Breaking the data down by specific asset classes, we see that allocators expect to reduce fixed income and cash in favor of alternatives. Crypto (which as we stated earlier is considered an alternative investment) received the biggest nod in terms of increasing exposure over the long term. A handful of endowments and family offices that have been investing in crypto since the early days of 2018 and prior have now amassed a sizable crypto exposure in their venture and direct holdings. However, the vast majority of allocators expect crypto to be less than 1% of their overall plan assets in the long term, so the data here is not adjusted for the size of the allocation.
2. Institutional allocators understand the risk and opportunity that comes with investing in the cryptoeconomy.

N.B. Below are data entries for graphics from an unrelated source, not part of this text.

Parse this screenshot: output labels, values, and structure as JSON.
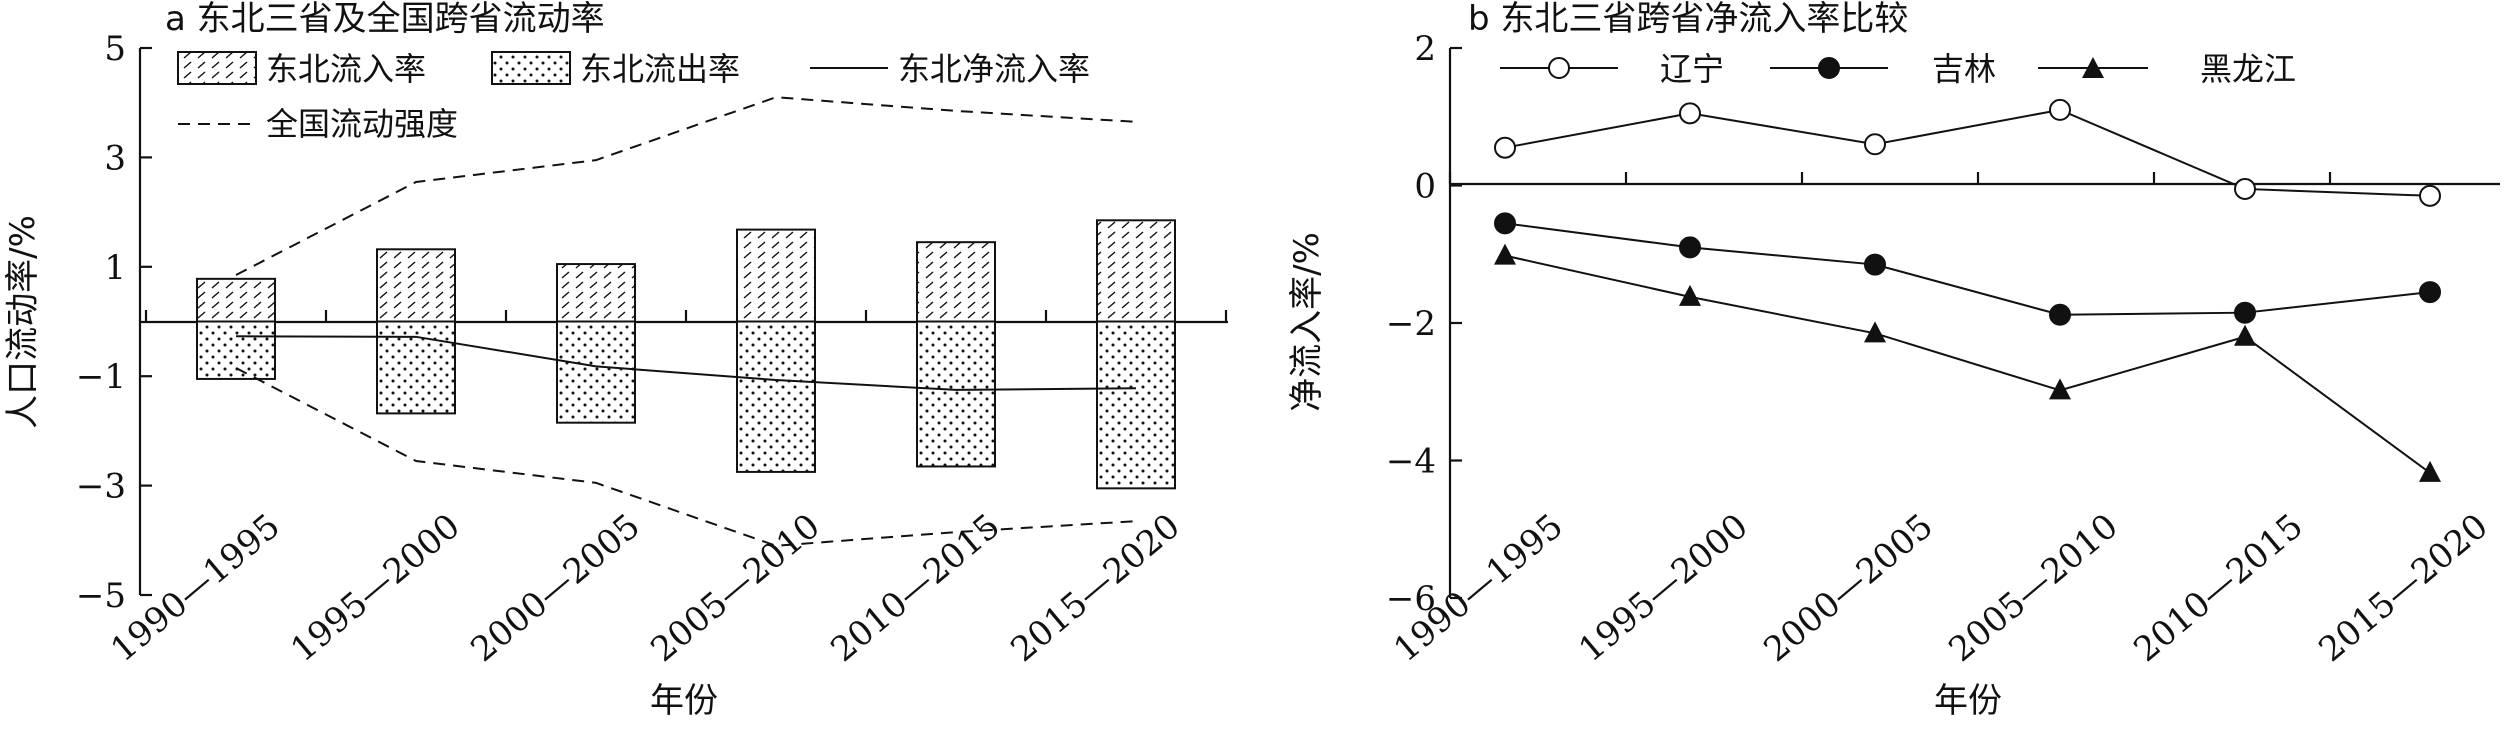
{
  "chart_data": [
    {
      "type": "bar",
      "title": "a 东北三省及全国跨省流动率",
      "xlabel": "年份",
      "ylabel": "人口流动率/%",
      "ylim": [
        -5,
        5
      ],
      "yticks": [
        "5",
        "3",
        "1",
        "−1",
        "−3",
        "−5"
      ],
      "categories": [
        "1990—1995",
        "1995—2000",
        "2000—2005",
        "2005—2010",
        "2010—2015",
        "2015—2020"
      ],
      "series": [
        {
          "name": "东北流入率",
          "kind": "bar",
          "pattern": "hatch",
          "values": [
            0.78,
            1.32,
            1.05,
            1.68,
            1.45,
            1.85
          ]
        },
        {
          "name": "东北流出率",
          "kind": "bar",
          "pattern": "dots",
          "values": [
            -1.05,
            -1.68,
            -1.85,
            -2.75,
            -2.65,
            -3.05
          ]
        },
        {
          "name": "东北净流入率",
          "kind": "line",
          "style": "solid",
          "values": [
            -0.27,
            -0.28,
            -0.82,
            -1.07,
            -1.25,
            -1.22
          ]
        },
        {
          "name": "全国流动强度",
          "kind": "line",
          "style": "dashed",
          "values": [
            0.85,
            2.55,
            2.95,
            4.1,
            3.85,
            3.65
          ]
        }
      ],
      "legend_position": "top-left",
      "grid": false
    },
    {
      "type": "line",
      "title": "b 东北三省跨省净流入率比较",
      "xlabel": "年份",
      "ylabel": "净流入率/%",
      "ylim": [
        -6,
        2
      ],
      "yticks": [
        "2",
        "0",
        "−2",
        "−4",
        "−6"
      ],
      "categories": [
        "1990—1995",
        "1995—2000",
        "2000—2005",
        "2005—2010",
        "2010—2015",
        "2015—2020"
      ],
      "series": [
        {
          "name": "辽宁",
          "marker": "open-circle",
          "values": [
            0.55,
            1.05,
            0.6,
            1.1,
            -0.05,
            -0.15
          ]
        },
        {
          "name": "吉林",
          "marker": "filled-circle",
          "values": [
            -0.55,
            -0.9,
            -1.15,
            -1.88,
            -1.85,
            -1.55
          ]
        },
        {
          "name": "黑龙江",
          "marker": "filled-triangle",
          "values": [
            -1.02,
            -1.62,
            -2.15,
            -2.98,
            -2.2,
            -4.18
          ]
        }
      ],
      "legend_position": "top",
      "grid": false
    }
  ]
}
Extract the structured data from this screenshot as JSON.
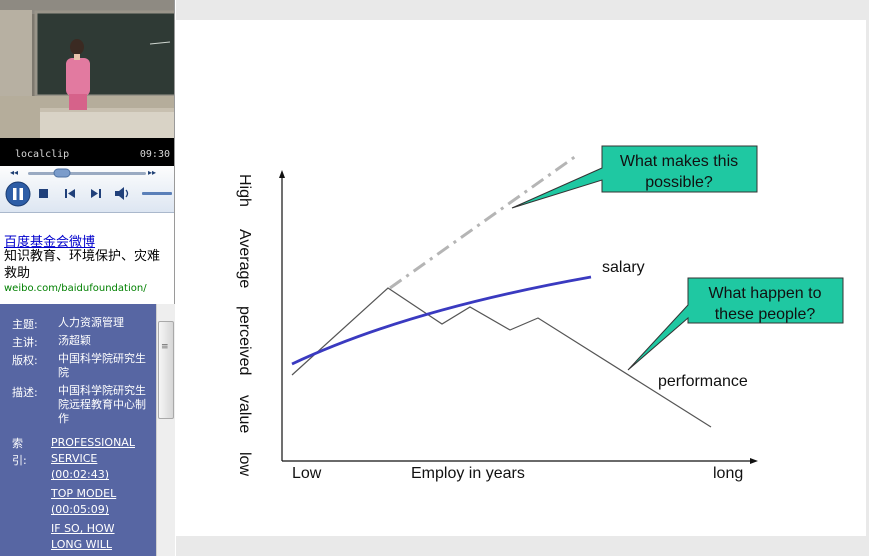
{
  "player": {
    "clip_title": "localclip",
    "clip_time": "09:30",
    "progress_fraction": 0.3
  },
  "weibo": {
    "title": "百度基金会微博",
    "desc": "知识教育、环境保护、灾难救助",
    "url": "weibo.com/baidufoundation/"
  },
  "info": {
    "rows": [
      {
        "key": "主题:",
        "value": "人力资源管理"
      },
      {
        "key": "主讲:",
        "value": "汤超颖"
      },
      {
        "key": "版权:",
        "value": "中国科学院研究生院"
      },
      {
        "key": "描述:",
        "value": "中国科学院研究生院远程教育中心制作"
      }
    ],
    "index_key_1": "索",
    "index_key_2": "引:",
    "index_items": [
      "PROFESSIONAL SERVICE (00:02:43)",
      "TOP MODEL (00:05:09)",
      "IF SO, HOW LONG WILL"
    ]
  },
  "slide": {
    "y_labels": [
      "High",
      "Average",
      "perceived",
      "value",
      "low"
    ],
    "x_labels": [
      "Low",
      "Employ in years",
      "long"
    ],
    "series": [
      {
        "name": "salary",
        "color": "#3a3ac0"
      },
      {
        "name": "performance",
        "color": "#555555"
      }
    ],
    "callouts": [
      {
        "text_line1": "What makes this",
        "text_line2": "possible?"
      },
      {
        "text_line1": "What happen to",
        "text_line2": "these people?"
      }
    ],
    "callout_color": "#1fc8a2"
  },
  "colors": {
    "info_panel": "#5766a3",
    "link": "#0000cc",
    "url": "#008000"
  }
}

When we asked for reasons for investing in the cryptoeconomy, portfolio diversification (67%) was the number one mention. This was closely followed by the opportunity for growth (64%) and innovative technology play (52%). However, allocators understand this new asset class is not without its fair share of risks. Our survey showed that 62% of allocators were concerned with the volatility of the assets, with fewer allocators citing potential market manipulation and lack of regulation as a concern.
3. Institutional allocators acknowledge that crypto is here to stay.

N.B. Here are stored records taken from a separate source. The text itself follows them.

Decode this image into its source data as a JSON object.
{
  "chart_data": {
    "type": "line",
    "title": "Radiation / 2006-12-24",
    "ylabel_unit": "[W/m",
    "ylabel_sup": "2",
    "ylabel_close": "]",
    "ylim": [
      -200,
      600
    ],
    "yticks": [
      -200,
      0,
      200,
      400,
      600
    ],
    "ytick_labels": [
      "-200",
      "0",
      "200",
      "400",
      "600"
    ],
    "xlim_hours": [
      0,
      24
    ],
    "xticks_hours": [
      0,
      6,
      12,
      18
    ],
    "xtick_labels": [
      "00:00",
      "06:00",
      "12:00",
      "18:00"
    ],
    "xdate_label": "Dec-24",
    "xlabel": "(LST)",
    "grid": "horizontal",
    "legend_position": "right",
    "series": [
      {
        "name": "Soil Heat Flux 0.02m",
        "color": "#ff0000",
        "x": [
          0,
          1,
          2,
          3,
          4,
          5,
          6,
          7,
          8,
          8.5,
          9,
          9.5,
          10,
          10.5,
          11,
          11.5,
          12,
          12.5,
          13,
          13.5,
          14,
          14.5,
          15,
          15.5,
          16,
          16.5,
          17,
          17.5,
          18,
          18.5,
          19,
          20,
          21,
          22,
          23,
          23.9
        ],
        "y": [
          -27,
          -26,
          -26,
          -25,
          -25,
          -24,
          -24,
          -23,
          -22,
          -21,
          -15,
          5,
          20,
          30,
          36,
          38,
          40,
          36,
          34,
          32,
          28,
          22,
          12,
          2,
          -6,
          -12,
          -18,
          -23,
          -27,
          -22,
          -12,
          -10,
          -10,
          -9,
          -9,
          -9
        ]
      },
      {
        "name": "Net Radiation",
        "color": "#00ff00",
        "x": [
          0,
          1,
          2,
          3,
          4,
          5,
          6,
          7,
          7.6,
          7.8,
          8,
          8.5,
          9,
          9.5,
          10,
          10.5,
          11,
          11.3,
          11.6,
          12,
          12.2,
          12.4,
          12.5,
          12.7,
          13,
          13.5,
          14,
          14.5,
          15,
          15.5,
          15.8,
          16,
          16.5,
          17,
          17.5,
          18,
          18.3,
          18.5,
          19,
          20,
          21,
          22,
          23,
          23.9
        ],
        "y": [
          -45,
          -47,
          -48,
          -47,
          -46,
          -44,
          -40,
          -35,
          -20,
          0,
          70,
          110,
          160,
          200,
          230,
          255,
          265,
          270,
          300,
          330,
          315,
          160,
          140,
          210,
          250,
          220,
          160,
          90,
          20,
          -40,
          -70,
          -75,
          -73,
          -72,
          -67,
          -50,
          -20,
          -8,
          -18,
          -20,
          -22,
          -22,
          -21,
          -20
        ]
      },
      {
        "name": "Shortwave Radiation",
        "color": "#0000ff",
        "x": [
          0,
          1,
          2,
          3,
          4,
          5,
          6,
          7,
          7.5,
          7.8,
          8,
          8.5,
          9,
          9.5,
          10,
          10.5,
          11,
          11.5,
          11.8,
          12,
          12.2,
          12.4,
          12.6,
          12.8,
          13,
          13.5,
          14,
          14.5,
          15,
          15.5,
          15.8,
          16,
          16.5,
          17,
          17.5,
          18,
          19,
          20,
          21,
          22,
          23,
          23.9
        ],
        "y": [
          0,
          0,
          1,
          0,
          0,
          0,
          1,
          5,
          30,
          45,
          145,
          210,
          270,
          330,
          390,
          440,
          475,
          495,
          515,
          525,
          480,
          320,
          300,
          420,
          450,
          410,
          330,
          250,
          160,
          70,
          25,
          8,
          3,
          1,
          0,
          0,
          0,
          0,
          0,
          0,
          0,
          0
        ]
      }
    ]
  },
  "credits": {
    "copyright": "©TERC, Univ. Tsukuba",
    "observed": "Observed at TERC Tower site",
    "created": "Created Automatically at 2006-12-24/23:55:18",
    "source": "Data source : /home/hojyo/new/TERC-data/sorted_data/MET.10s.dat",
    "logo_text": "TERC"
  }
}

We also learned from the 2022 Institutional Allocator survey that:
- 75% of institutional allocators expect digital assets to be a mainstream investment in the next five years
- 80% expect digital assets to be less volatile in the next 3 years with more widespread adoption and greater investor knowledge
- 67% see more regulatory clarity in the next 5 years
- 77% believe that crypto promotes economic freedom
We do not expect a break in this trend. We continue to see strong interest among allocators. Lauren Abendshein, Head of US Institutional Sales at Coinbase echoes this observation: “The last few months have validated the status of cryptocurrencies as risk assets that can play a role in any investment portfolio. Most importantly they present a long-term investment opportunity.”
Allocators as vital partners in driving industry growth
For our part, we are also taking the long view and continue to focus on initiatives to help the industry grow. In the survey, a majority of allocators noted that education remains an opportunity and that it will be an important driver of growth. Volatility is the top barrier for investing in crypto and allocators point to the lack of investor knowledge as the main culprit. We continue to invest in education and thought leadership through our and will continue to develop thought leadership for the asset allocator community at large.
It’s a tremendous privilege and responsibility for Coinbase to be the gateway into the cryptoeconomy. We do not take this responsibility lightly and will put our clients’ interests first as we continue driving towards accomplishing our mission.